Aus Sicht des verständigen Durchschnittslesers kommt es für die Deutung der Mitteilungen der Antragsgegnerin nicht darauf an, dass die Antragsgegnerin nicht konkrete Sachenbehauptungen aufstelle, sondern vielmehr in wertenden Fragestellungen Mitteilung mache. Denn es ergibt sich aus den aufgeworfenen Fragen und formulierten Wertungen eine Bezugnahme auf ein tatsächliches, in der Öffentlichkeit erörtertes Geschehen. Zu einem solchen nimmt die Antragsgegnerin Stellung und vermittelt damit die Eindrücke, die Gegenstand des Verbotstenors der einstweiligen Verfügung sind.

Bei der Abwägung der widerstreitenden Interessen der Parteien, nämlich dem Recht am eingerichteten und ausgeübten Gewerbebetrieb der Antragstellerin und dem Recht auf Meinungsäußerung (Artikel 5 Abs. 1 Grundgesetz) auf Seiten der Antragsgegnerin ist zu berücksichtigen, dass die Antragsgegnerin sich im Kontext der öffentlichen Auseinandersetzung über die rechtlichen Rahmenbedingungen für die Veranstaltung von Glückspielen äußert. Dennoch muss das Interesse, sich frei zu äußern, nach Maßgabe der Schranken der allgemeinen Gesetze (Artikel 5 Abs. 2 Grundgesetz) und der damit erforderlichen Abwägung zwischen den genannten widerstreitenden Interessen zurücktreten, soweit durch die Ausübung der Äußerungsfreiheit die Rechte anderer in der Weise betroffen werden, dass unzutreffende Tatsachenbehauptungen aufgestellt werden.
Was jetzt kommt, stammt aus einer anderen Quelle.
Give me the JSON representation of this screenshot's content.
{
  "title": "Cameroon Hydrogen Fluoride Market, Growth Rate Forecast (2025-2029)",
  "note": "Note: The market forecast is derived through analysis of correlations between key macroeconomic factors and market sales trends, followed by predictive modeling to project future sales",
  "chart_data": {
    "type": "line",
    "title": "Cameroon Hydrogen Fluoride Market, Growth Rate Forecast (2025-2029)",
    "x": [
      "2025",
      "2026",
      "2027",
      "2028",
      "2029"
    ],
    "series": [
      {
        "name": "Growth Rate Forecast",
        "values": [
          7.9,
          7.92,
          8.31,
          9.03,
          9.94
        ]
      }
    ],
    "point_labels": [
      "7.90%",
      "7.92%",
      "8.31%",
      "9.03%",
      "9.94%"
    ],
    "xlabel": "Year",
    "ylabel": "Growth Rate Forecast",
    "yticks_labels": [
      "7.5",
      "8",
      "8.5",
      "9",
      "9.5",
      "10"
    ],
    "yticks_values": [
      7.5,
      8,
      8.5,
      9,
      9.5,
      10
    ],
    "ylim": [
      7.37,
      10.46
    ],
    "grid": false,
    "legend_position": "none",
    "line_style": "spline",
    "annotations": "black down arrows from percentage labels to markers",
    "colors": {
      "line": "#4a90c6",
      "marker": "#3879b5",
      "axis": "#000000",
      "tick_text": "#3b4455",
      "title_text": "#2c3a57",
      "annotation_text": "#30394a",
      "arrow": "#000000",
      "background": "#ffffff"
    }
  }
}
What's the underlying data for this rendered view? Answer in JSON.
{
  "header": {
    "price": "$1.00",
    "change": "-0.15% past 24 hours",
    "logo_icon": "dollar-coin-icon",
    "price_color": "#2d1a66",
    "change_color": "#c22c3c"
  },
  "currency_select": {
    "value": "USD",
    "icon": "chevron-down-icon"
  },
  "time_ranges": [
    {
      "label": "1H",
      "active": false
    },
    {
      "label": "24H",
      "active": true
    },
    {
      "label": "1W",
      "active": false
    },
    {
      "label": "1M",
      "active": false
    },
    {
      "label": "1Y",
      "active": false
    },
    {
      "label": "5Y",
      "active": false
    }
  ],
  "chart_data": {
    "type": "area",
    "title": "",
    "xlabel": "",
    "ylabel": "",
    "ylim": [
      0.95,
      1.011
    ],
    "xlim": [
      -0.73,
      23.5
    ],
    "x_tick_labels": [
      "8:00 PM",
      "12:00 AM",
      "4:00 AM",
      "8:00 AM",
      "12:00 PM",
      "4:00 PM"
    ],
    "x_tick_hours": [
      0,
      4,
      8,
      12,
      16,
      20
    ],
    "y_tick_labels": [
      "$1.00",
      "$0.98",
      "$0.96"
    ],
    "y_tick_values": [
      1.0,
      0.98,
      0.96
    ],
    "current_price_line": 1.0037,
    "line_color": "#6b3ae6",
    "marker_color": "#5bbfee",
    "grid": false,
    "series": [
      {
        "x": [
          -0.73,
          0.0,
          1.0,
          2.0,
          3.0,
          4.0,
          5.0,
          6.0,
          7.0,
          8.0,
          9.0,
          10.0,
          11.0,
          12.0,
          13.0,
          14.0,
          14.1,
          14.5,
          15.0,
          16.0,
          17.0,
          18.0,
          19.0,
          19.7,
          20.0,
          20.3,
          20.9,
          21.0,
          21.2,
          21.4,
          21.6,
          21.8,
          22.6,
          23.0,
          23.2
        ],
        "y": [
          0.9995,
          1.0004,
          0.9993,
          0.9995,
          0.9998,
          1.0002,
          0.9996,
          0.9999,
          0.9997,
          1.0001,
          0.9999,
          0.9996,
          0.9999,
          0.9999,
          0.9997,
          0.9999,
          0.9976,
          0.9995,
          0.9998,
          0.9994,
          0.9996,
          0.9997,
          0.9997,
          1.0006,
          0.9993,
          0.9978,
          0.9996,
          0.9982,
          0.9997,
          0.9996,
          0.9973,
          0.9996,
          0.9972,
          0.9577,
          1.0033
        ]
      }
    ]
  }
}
Hierbei berücksichtigt die Kammer auch, dass die Antragsgegnerin nicht explizit Tatsachenbehauptungen (als feststehend) verbreitet, sondern vielmehr eigene, wertende Überlegungen aufstellt, die lediglich die von der Kammer festgestellten Eindrücke erwecken.

Die sich als Tatsachenbehauptungen darstellenden Eindrücke sind im Hinblick auf ihren Tatsachenkern unrichtig. Die Antragstellerin hat glaubhaft gemacht, dass es zum einen einen Gewinner gegeben hat, der an dem Spiel von T…. teilgenommen hat und die Voraussetzungen erfüllt hat, den Jackpot zu gewinnen, und dass der Gewinnbetrag von 31,7 Millionen Euro an diesen Teilnehmer auch tatsächlich, nämlich am 09. Oktober 2009, ausgezahlt worden ist. Diese Sachverhalte hat die Antragsgegnerin nicht (in erheblicher Weise) bestritten.

Die Antragstellerin hat auch einen Verfügungsgrund glaubhaft gemacht. Die durch die Erstbegehung indizierte Wiederholungsgefahr ist nicht ausgeräumt worden. So hat die Antragsgegnerin eine Unterlassungsverpflichtungserklärung nicht abgegeben.

Die Entscheidung über die Kosten des Verfahrens ergibt sich aus § 91 ZPO.